Now let’s examine the greatest underachievement in election history. The Conservative failure to secure a majority in the 2010 contest. Gordon Brown was the most unpopular Prime Minister in a very long time, the party was hugely divided and riddled with scandal.

Cameron won the argument in respect to achieving public recognition that spending cuts were necessary. This was candidly achieved with lines such as “We are only asking to cut 1p in every pound”. Whilst this was true, in Chancellor Polls of Vince Cable, Alistair Darling and George Osborne, Osborne actually had the lowest public confidence whilst actually Vince Cable had the largest. This shows that in 2010 the public were more convinced that we needed to get Labour out of power than we were that the Tories were the right party for governance.

Where I believe Cameron and Osborne failed was in their failure to relate to the people. Where Kinnock went into election armed with many policies, albeit wrong ones, Cameron kept his cards very close to his chest. The centre piece of the opposition years was the Big Society agenda. This failed to really talk to people. What is meant by the ‘Big Society’ is still unclear today but this was even more the case back in 2010. Nobody knew what the ‘Big Society’ meant. Where Cameron could have won the election was to go further. Winning the debate on austerity was not enough. You can’t win an election without any policies, no matter how unpopular the government were.

What Cameron needed was commitments to lower taxes. Labours tax policy under Brown moved away from the fiscally prudent New Labour approach. ‘Big Society’ sounds great but was too airy fairy. It does not directly affect the individual lives of voters and their families. Commitments to lower taxes do. Bringing the lowest paid people out of income taxation, lowering the crippling tax burden on Middle England and an alternative to Labour’s unsustainable welfare policies ought to have been the clear and simple message that gets the public on board. This alongside their success in shaping the economic debate towards austerity would no doubt have won over the British people.

What the 1992 election shows is what we already really knew. The public flirted with socialism in 1992 in desperation in order to get the Tories out, but just about resisted and waited for Labour to return with a much more realistic proposition in 1997. Thatcher well and truly got the country on side in terms of moving the country away from the post-war consensus era. Ironically it was in the years following Thatcher's departure that arguably ensured the prospects of socialism had well and truly died.

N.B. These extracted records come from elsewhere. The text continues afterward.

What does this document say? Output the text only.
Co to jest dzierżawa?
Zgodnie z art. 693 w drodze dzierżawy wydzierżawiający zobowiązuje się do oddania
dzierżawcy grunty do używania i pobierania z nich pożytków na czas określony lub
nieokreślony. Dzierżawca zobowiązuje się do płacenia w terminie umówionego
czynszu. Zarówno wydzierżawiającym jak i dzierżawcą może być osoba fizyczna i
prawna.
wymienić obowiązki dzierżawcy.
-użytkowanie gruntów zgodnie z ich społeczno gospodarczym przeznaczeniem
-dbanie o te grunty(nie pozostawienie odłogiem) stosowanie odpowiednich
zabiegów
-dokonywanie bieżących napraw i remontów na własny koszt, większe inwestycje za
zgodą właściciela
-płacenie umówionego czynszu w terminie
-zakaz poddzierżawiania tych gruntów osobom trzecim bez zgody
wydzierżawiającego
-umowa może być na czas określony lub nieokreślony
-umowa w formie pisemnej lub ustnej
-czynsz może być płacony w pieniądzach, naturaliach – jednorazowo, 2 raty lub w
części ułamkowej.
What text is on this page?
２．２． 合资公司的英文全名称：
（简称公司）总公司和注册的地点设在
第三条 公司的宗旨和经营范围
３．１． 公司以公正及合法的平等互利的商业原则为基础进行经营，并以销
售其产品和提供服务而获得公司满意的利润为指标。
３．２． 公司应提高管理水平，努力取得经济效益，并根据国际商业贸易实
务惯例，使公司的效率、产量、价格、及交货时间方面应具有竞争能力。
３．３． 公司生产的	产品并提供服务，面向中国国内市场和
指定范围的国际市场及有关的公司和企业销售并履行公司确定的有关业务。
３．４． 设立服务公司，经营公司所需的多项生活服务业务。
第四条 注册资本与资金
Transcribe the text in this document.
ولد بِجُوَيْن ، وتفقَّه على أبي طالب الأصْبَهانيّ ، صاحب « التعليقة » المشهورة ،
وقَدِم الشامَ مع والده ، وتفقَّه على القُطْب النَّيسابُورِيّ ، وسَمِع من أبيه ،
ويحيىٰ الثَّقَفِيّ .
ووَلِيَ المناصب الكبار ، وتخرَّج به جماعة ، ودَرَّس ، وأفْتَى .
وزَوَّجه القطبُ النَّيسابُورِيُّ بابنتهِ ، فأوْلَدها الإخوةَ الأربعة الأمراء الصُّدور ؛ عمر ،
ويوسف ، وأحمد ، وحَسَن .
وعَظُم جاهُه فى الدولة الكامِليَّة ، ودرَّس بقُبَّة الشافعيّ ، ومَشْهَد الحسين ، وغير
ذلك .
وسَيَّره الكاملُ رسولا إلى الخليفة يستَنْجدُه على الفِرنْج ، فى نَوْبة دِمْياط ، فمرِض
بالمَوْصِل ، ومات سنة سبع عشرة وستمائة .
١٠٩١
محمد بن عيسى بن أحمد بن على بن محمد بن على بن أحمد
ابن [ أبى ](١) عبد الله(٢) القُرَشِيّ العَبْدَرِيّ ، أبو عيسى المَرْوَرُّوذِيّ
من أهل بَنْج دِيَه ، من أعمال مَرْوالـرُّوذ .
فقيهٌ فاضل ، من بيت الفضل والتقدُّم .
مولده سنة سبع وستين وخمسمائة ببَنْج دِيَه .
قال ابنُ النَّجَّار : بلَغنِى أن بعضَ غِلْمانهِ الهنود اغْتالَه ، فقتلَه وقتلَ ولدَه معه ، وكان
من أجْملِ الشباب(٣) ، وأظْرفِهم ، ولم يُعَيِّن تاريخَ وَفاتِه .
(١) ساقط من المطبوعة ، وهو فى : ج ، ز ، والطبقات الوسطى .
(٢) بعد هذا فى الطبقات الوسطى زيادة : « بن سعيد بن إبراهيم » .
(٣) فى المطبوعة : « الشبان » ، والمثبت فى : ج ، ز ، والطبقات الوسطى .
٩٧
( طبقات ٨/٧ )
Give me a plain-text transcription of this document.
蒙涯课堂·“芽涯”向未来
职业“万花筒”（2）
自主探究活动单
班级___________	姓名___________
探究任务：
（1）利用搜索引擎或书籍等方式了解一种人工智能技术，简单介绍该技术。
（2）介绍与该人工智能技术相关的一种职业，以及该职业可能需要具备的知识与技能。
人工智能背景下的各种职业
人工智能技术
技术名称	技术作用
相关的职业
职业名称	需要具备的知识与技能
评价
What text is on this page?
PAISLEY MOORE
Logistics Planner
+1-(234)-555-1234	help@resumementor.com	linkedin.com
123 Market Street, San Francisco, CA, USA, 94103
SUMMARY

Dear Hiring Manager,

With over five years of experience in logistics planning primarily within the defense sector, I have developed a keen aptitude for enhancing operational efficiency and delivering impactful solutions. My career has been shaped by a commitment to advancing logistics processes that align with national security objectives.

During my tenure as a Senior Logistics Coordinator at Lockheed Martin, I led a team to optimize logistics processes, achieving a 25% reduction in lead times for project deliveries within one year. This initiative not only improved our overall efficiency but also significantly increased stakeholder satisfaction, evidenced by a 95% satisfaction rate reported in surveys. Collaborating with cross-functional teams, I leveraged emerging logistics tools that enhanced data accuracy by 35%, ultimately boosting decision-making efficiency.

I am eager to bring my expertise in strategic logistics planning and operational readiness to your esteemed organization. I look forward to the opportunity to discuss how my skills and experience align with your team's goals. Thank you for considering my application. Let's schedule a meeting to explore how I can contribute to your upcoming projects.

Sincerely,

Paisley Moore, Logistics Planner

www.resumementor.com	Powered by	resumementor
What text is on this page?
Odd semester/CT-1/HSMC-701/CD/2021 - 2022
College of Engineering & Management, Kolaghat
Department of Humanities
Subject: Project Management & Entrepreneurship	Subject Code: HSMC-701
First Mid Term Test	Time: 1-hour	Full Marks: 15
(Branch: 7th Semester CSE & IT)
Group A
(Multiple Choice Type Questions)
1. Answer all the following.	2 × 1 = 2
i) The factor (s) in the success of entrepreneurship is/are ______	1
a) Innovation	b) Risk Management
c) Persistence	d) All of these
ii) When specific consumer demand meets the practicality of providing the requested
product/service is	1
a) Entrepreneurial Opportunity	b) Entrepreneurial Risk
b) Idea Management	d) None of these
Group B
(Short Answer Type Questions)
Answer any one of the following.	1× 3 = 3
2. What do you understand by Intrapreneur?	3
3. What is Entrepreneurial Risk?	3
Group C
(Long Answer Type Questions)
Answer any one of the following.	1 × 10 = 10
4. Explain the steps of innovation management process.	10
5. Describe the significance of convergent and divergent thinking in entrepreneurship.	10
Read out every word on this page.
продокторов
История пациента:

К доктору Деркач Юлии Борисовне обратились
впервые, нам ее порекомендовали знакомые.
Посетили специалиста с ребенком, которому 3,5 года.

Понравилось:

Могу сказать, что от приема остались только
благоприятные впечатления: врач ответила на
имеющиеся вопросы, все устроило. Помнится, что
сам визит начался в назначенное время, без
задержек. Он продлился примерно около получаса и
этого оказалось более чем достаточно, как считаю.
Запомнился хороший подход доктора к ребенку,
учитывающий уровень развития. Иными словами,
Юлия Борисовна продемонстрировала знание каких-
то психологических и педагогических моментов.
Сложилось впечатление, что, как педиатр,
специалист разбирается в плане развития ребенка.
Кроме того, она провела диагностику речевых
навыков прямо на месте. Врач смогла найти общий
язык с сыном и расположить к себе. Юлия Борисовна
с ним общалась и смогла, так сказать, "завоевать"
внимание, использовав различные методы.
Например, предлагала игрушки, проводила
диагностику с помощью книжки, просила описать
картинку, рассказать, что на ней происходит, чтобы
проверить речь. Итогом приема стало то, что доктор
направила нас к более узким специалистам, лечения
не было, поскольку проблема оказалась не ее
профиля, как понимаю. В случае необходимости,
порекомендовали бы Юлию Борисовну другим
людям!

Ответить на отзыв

Labour lost 1992 because the public couldn’t trust them and their economic policy. On a slight variation, Cameron failed to win outright in 2010 because his economic policy was not explicit enough, voters understandably did not want to take a lurch into the unknown. The lesson for Cameron was that what the public want from a government is a degree of certainty as to what they will get from a party if they win, not only that but even more crucially the voters have to like it. Perhaps this is something that Cameron and Osborne did not trust.